El castigo como instrumento de gestión.

El miedo paraliza, y la parálisis no parece ser una buena forma de evolucionar. Las organizaciones empresariales son, o ese es el ideal, organizaciones dinámicas, evolutivas, enfocadas a la mejora continua. Sin embargo, parece que el castigo o la norma autoritaria siguen utilizándose como herramientas de gestión.

Todos tenemos en mente empresas, hoteles, AAVV, donde se pone más énfasisi en la enseñanza al trabajador de lo que no debe hacer más que sobre lo que puede hacer. Se muerta cual no es el camino a seguir pero no se muestra el que sí se ha de seguir.

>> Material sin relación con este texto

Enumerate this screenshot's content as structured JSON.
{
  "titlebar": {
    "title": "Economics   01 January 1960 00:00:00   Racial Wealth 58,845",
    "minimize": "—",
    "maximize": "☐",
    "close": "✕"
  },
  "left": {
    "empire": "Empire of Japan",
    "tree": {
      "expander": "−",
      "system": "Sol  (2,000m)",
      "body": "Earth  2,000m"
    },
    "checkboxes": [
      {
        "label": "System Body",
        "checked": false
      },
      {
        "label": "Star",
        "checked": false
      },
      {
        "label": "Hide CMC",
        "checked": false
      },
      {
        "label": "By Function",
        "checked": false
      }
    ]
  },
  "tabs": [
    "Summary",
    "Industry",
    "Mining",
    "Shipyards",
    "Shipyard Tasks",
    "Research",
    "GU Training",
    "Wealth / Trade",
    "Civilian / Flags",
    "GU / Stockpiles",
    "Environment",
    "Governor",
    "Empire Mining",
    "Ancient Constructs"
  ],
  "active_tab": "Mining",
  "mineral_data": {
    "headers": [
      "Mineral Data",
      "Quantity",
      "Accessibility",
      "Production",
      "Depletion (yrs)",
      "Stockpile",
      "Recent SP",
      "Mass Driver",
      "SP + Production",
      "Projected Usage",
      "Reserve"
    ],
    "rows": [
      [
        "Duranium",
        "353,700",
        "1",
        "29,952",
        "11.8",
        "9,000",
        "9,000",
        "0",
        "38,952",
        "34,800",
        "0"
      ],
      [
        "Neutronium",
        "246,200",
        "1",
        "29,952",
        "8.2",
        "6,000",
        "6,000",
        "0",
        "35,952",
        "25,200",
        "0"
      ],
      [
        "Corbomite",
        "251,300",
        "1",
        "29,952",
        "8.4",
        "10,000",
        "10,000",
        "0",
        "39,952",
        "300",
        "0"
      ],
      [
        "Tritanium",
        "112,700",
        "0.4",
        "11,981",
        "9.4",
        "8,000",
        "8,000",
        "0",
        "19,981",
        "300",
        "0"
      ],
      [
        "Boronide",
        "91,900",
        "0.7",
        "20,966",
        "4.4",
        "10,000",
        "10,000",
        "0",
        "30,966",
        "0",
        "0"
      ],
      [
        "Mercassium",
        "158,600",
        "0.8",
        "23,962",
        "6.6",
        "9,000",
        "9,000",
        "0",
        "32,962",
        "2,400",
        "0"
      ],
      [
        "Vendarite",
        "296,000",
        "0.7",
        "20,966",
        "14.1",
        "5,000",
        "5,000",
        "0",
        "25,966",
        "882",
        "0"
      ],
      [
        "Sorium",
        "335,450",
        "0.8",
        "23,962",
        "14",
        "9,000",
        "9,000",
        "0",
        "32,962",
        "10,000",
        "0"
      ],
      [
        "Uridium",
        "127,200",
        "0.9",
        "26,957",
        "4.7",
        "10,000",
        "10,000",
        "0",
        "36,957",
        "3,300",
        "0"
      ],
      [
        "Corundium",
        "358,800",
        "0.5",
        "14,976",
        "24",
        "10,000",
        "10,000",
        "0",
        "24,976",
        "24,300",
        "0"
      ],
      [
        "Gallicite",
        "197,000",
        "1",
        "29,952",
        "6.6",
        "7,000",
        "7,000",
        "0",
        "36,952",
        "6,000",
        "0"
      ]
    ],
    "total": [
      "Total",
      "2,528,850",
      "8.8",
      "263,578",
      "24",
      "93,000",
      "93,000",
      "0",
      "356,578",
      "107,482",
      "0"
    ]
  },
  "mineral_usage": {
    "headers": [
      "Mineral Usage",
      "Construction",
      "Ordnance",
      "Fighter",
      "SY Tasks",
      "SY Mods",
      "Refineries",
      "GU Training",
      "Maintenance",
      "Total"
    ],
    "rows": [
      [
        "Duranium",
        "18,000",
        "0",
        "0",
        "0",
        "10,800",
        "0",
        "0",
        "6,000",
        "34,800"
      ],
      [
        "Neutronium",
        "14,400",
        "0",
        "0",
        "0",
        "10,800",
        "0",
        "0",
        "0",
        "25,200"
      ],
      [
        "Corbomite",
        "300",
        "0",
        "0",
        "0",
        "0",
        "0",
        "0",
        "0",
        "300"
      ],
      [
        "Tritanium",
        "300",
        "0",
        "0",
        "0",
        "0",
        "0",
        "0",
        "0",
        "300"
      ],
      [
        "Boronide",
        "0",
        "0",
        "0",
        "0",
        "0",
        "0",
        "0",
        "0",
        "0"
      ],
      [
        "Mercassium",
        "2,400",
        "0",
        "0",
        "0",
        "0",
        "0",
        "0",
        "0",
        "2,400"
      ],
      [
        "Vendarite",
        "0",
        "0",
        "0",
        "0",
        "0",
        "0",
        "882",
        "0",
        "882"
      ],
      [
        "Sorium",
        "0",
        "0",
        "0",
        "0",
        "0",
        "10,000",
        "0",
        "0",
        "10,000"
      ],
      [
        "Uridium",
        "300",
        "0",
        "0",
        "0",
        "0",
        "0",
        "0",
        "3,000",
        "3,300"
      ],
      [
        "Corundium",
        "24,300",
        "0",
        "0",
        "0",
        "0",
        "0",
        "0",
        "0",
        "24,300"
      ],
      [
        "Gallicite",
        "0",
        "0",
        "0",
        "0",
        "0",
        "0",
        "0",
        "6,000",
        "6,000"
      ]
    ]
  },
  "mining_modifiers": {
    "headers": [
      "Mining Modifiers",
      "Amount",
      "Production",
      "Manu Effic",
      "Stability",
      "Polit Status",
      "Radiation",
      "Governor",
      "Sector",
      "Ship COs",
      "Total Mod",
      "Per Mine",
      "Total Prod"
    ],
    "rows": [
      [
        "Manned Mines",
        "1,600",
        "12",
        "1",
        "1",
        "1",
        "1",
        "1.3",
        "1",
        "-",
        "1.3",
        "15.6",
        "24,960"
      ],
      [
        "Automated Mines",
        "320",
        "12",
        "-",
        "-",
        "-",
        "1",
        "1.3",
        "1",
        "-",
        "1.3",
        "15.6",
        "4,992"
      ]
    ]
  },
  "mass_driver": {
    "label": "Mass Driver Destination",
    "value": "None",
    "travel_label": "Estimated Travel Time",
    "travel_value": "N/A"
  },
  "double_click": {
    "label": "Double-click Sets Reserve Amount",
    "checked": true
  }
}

Siempre he defendido la libertad como uno de los pilares de la gestión de los RRHH. La empresa turística está dominada por la libertad positiva, la libertad para hacer algo, propia de los directivos y jefes, pero no se acepta la libertad negativa, la posibilidad de no ser interferido por los otros, la capacidad de actuación sin ser obstruido o impedido. Ésta es propia de los trabajadores, de los que verdaderamente están en contacto con el cliente y gestionan, de verdad, el día a día de la empresa. Sin esa libertad, la relación trabajador-cliente se ve limitada y constreñida.

La abundancia de reglas atrapa al trabajador en una tela de araña que condiciona su trabajo. Generalmente una organización profusa en reglas lo suele ser también en castigos. Pero es que las reglas no se respetan porque tengamos miedo al castigo, se cumplen pero no se respetan. Las reglas se respetan porque entemos convencidos de su bondad, porque interiorizamos su utilidad.

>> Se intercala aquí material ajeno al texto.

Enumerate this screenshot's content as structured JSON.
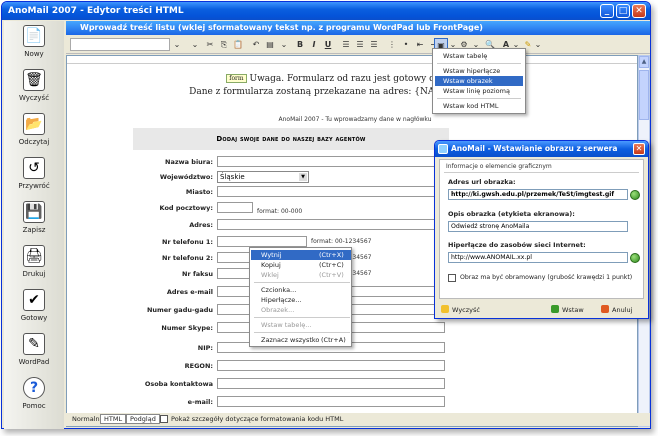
{
  "window": {
    "title": "AnoMail 2007 - Edytor treści HTML"
  },
  "sidebar": {
    "items": [
      {
        "label": "Nowy",
        "icon": "new-document-icon",
        "glyph": "📄"
      },
      {
        "label": "Wyczyść",
        "icon": "trash-icon",
        "glyph": "🗑"
      },
      {
        "label": "Odczytaj",
        "icon": "folder-open-icon",
        "glyph": "📂"
      },
      {
        "label": "Przywróć",
        "icon": "restore-icon",
        "glyph": "↺"
      },
      {
        "label": "Zapisz",
        "icon": "save-icon",
        "glyph": "💾"
      },
      {
        "label": "Drukuj",
        "icon": "printer-icon",
        "glyph": "🖨"
      },
      {
        "label": "Gotowy",
        "icon": "ready-icon",
        "glyph": "✔"
      },
      {
        "label": "WordPad",
        "icon": "wordpad-icon",
        "glyph": "✎"
      },
      {
        "label": "Pomoc",
        "icon": "help-icon",
        "glyph": "?"
      }
    ]
  },
  "editor": {
    "title": "Wprowadź treść listu (wklej sformatowany tekst np. z programu WordPad lub FrontPage)",
    "toolbar": {
      "bold": "B",
      "italic": "I",
      "underline": "U",
      "find": "🔍"
    }
  },
  "document": {
    "form_tag": "form",
    "line1": "Uwaga. Formularz od razu jest gotowy do wysyłki.",
    "line2": "Dane z formularza zostaną przekazane na adres: {NADAWCA#ADRES}",
    "header_note": "AnoMail 2007 - Tu wprowadzamy dane w nagłówku",
    "form_title": "Dodaj swoje dane do naszej bazy agentów",
    "fields": [
      {
        "label": "Nazwa biura:"
      },
      {
        "label": "Województwo:",
        "value": "Śląskie"
      },
      {
        "label": "Miasto:"
      },
      {
        "label": "Kod pocztowy:",
        "hint": "format: 00-000"
      },
      {
        "label": "Adres:"
      },
      {
        "label": "Nr telefonu 1:",
        "hint": "format: 00-1234567"
      },
      {
        "label": "Nr telefonu 2:",
        "hint": "format: 00-1234567"
      },
      {
        "label": "Nr faksu",
        "hint": "format: 00-1234567"
      },
      {
        "label": "Adres e-mail"
      },
      {
        "label": "Numer gadu-gadu"
      },
      {
        "label": "Numer Skype:"
      },
      {
        "label": "NIP:"
      },
      {
        "label": "REGON:"
      },
      {
        "label": "Osoba kontaktowa"
      },
      {
        "label": "e-mail:"
      }
    ]
  },
  "statusbar": {
    "tabs": [
      "Normalny",
      "HTML",
      "Podgląd"
    ],
    "checkbox_label": "Pokaż szczegóły dotyczące formatowania kodu HTML"
  },
  "insert_menu": {
    "items": [
      "Wstaw tabelę",
      "Wstaw hiperłącze",
      "Wstaw obrazek",
      "Wstaw linię poziomą",
      "Wstaw kod HTML"
    ],
    "selected": "Wstaw obrazek"
  },
  "context_menu": {
    "items": [
      {
        "label": "Wytnij",
        "shortcut": "(Ctr+X)"
      },
      {
        "label": "Kopiuj",
        "shortcut": "(Ctr+C)"
      },
      {
        "label": "Wklej",
        "shortcut": "(Ctr+V)"
      },
      {
        "label": "Czcionka..."
      },
      {
        "label": "Hiperłącze..."
      },
      {
        "label": "Obrazek..."
      },
      {
        "label": "Wstaw tabelę..."
      },
      {
        "label": "Zaznacz wszystko",
        "shortcut": "(Ctr+A)"
      }
    ]
  },
  "dialog": {
    "title": "AnoMail - Wstawianie obrazu z serwera",
    "section": "Informacje o elemencie graficznym",
    "url_label": "Adres url obrazka:",
    "url_value": "http://ki.gwsh.edu.pl/przemek/TeSt/imgtest.gif",
    "alt_label": "Opis obrazka (etykieta ekranowa):",
    "alt_value": "Odwiedź stronę AnoMaila",
    "link_label": "Hiperłącze do zasobów sieci Internet:",
    "link_value": "http://www.ANOMAIL.xx.pl",
    "border_label": "Obraz ma być obramowany (grubość krawędzi 1 punkt)",
    "btn_clear": "Wyczyść",
    "btn_insert": "Wstaw",
    "btn_cancel": "Anuluj"
  }
}
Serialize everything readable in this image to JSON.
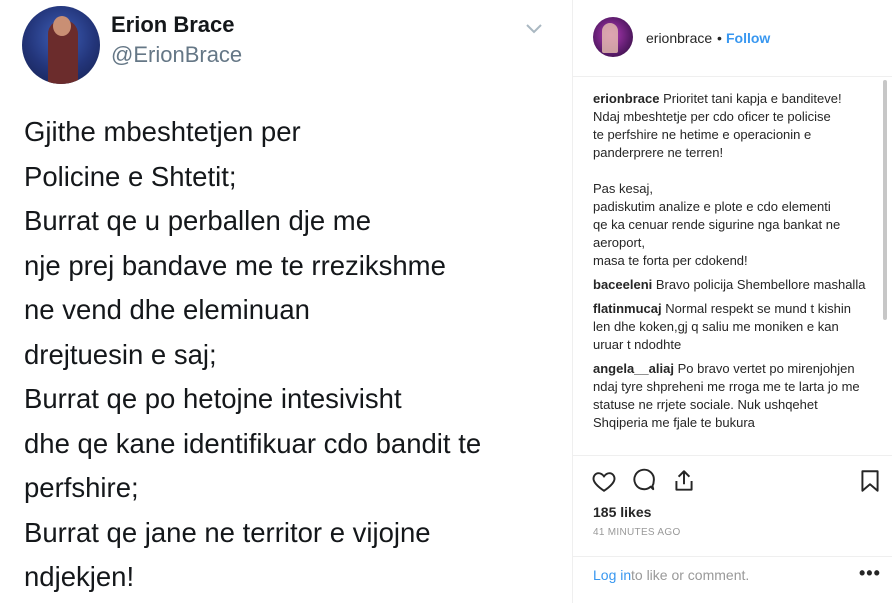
{
  "tweet": {
    "display_name": "Erion Brace",
    "handle": "@ErionBrace",
    "lines": [
      "Gjithe mbeshtetjen per",
      "Policine e Shtetit;",
      "Burrat qe u perballen dje me",
      "nje prej bandave me te rrezikshme",
      "ne vend dhe eleminuan",
      "drejtuesin e saj;",
      "Burrat qe po hetojne intesivisht",
      "dhe qe kane identifikuar cdo bandit te",
      "perfshire;",
      "Burrat qe jane ne territor e vijojne",
      "ndjekjen!"
    ]
  },
  "post": {
    "username": "erionbrace",
    "dot": "•",
    "follow_label": "Follow",
    "caption_user": "erionbrace",
    "caption_lines": [
      "Prioritet tani kapja e banditeve!",
      "Ndaj mbeshtetje per cdo oficer te policise",
      "te perfshire ne hetime e operacionin e",
      "panderprere ne terren!",
      "",
      "Pas kesaj,",
      "padiskutim analize e plote e cdo elementi",
      "qe ka cenuar rende sigurine nga bankat ne",
      "aeroport,",
      "masa te forta per cdokend!"
    ],
    "comments": [
      {
        "user": "baceeleni",
        "text": "Bravo policija Shembellore mashalla"
      },
      {
        "user": "flatinmucaj",
        "text": "Normal respekt se mund t kishin len dhe koken,gj q saliu me moniken e kan uruar t ndodhte"
      },
      {
        "user": "angela__aliaj",
        "text": "Po bravo vertet po mirenjohjen ndaj tyre shpreheni me rroga me te larta jo me statuse ne rrjete sociale. Nuk ushqehet Shqiperia me fjale te bukura"
      }
    ],
    "likes": "185 likes",
    "time": "41 MINUTES AGO",
    "login_link": "Log in",
    "login_rest": "to like or comment.",
    "more": "•••"
  }
}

Una empresa gobernada por reglas y castigos genera trabajadores no tanto convencidos de lo que hacen como de lo que no tienen que hacer, la inteligencia colectiva disminuye, porque hay miedo a pensar, y el centro de decisión se aleja de los núcleos que más están en contacto con el cliente.

Como dice Charles Handy, “la calidad sólo es posible alcanzarla mediante un impulso interno espontáneo por asunción del objetivo, no por miedo al control”. Los trabajadores también pueden ser apóstoles o prescriptores y alejarse del rol de empleado terrorista.

En lugar de eso tal vez sería más beneficiosa una gestión que premiara el feedback entre dirección y empleados, donde éstos interiorizaran las expectativas de la empresa como objetivos propios y la dirección tratara de elevar esas expectativas de modo gradual y constructivo, concediendo la libertad necesaria para gestionarlas, de la formación adecuada para disponer de instrumentos de gestión y de la responsabilidad correcta para que el trabajador fuera conciente de sus propios errores y fuera capaz de corregirlos.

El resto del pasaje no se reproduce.